I've been thinking about the Traveling Salesman Problem. In examining it and grids of cities, I noticed that I could frequently pick out the shortest route just by staring at it. Granted, I couldn't necessarily get the solutions for the complex grids, but if I could get the simple ones there had to be a way to consistently solve them.
I realized that most(all the ones I've seen) take a circular route around the cities, follow a bit of an outer border. My idea was to start with an algorithm that marks the outermost points of a grid on as many sides as possible. Which is always at least 4(unless you have less than 4) one city for each cardinal direction. Something like this:
(Given, I'm only human so I mostly guessed which cities would be chosen. It's possible the initial algorithm would have chosen differently or chosen more than 4. For the purpose of examples though...)

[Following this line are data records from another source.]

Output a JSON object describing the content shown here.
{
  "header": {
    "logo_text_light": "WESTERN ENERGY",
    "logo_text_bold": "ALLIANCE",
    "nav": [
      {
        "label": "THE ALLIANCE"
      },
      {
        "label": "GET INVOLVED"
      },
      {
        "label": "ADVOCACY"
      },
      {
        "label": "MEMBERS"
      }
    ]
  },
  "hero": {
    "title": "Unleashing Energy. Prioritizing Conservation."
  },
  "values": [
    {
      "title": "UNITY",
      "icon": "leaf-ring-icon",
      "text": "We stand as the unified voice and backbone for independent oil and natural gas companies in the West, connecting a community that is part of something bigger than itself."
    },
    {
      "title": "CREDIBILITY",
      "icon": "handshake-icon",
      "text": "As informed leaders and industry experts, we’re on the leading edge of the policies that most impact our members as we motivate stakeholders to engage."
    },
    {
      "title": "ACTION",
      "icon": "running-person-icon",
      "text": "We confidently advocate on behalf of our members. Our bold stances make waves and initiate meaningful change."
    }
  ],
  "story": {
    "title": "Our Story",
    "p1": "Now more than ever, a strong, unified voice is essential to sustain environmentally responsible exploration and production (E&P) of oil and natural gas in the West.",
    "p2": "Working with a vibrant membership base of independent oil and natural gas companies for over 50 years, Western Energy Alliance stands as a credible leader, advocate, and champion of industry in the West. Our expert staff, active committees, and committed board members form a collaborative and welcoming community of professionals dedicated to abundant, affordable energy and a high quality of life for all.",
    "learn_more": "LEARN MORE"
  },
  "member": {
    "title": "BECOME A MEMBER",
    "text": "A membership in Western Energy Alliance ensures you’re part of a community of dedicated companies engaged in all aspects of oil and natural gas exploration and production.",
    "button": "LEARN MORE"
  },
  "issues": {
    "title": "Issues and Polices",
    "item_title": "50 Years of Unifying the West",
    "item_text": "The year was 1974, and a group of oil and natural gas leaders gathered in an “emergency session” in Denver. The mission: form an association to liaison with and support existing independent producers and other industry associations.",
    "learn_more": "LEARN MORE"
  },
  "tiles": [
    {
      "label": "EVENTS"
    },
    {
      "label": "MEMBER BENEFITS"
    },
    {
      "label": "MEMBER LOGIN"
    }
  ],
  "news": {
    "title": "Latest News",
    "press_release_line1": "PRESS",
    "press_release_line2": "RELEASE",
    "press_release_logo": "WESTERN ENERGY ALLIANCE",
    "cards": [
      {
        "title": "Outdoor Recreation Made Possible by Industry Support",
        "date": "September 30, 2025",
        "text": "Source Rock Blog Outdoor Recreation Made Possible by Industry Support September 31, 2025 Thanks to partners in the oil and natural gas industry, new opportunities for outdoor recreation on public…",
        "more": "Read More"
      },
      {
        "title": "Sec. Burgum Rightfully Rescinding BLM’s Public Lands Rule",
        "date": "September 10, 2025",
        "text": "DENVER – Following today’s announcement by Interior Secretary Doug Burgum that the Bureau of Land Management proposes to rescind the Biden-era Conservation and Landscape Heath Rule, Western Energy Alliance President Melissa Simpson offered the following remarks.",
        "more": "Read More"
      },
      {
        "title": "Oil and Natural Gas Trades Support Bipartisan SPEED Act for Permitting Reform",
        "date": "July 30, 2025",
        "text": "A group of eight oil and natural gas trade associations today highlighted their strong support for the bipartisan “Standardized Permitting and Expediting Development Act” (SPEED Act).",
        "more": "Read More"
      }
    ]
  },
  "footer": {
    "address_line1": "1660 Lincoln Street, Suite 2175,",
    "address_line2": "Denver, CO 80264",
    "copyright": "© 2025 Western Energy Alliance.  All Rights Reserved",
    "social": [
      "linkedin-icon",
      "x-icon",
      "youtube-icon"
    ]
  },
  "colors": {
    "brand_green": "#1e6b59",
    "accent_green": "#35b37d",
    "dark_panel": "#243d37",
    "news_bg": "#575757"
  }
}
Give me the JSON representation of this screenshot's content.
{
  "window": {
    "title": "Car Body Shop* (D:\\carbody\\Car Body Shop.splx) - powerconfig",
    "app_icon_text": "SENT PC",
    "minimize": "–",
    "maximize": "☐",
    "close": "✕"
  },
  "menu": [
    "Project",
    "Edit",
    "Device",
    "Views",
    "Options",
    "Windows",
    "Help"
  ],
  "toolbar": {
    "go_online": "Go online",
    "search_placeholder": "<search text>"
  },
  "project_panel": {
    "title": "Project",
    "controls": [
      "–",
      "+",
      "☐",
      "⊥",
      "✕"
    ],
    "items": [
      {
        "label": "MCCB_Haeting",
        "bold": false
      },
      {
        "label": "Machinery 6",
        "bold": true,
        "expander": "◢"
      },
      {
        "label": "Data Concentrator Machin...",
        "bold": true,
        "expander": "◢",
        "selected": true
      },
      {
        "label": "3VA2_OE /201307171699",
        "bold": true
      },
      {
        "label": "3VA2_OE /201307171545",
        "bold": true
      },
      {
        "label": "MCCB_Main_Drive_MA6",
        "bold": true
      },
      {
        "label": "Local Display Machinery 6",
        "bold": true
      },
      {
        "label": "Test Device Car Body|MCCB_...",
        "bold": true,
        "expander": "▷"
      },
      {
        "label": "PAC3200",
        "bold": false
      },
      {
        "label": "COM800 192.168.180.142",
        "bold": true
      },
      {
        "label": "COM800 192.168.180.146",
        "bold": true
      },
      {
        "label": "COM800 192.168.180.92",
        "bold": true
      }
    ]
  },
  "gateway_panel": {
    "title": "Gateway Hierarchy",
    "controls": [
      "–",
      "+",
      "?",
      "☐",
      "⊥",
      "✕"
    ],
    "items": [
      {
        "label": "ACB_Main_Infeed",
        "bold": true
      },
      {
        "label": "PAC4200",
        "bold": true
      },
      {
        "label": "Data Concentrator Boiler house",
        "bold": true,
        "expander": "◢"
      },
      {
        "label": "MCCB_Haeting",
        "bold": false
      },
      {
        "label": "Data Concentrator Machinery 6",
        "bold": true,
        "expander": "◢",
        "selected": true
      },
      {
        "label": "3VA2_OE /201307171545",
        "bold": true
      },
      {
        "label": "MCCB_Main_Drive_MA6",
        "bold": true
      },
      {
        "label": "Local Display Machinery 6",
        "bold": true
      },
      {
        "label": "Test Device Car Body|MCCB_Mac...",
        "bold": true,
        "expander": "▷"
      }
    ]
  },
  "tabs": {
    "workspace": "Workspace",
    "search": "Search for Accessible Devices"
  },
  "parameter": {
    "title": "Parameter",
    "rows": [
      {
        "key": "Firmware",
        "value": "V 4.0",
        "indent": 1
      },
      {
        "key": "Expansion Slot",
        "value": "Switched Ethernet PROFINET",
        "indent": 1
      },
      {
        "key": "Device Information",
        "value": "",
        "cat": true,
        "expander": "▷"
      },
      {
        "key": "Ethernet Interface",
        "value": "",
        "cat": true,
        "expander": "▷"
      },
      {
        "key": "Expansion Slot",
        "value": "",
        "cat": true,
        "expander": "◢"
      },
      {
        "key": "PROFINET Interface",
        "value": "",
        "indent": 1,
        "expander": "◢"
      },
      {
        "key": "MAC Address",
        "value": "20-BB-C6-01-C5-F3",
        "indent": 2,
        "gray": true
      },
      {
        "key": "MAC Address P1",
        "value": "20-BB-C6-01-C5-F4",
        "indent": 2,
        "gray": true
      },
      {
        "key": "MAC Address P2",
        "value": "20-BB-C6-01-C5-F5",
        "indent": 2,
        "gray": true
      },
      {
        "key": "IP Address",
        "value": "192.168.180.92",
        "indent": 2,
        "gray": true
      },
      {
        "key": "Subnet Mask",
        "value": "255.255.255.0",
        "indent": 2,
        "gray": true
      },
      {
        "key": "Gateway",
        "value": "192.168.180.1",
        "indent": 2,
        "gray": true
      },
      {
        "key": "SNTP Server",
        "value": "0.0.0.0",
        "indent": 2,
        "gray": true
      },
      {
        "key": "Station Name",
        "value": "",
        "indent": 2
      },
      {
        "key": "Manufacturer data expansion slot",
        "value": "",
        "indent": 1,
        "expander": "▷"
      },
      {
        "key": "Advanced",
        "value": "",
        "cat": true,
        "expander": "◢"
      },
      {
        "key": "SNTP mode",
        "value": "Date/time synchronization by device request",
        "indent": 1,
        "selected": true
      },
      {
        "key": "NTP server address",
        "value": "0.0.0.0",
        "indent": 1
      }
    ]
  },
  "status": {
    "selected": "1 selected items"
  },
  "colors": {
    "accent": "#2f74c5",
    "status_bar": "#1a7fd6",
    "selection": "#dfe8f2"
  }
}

Then the algorithm finds another set of the outermost points, not including points previously found. It matches these points with the closest red line, and inserts itself there.
it repeats this until all points have been selected and joined.
This seems to work pretty well for smaller simpler selections of cities. Whether or not it falls apart for larger more complex models is as of yet unknown. I suspect a city could be made that breaks this.
Anyways, I'm mostly curious what this sort of algorithm would be called. I find it fascinating, and I'd like to learn more about it.
Is this an actually solution to the problem, or just a close approximation?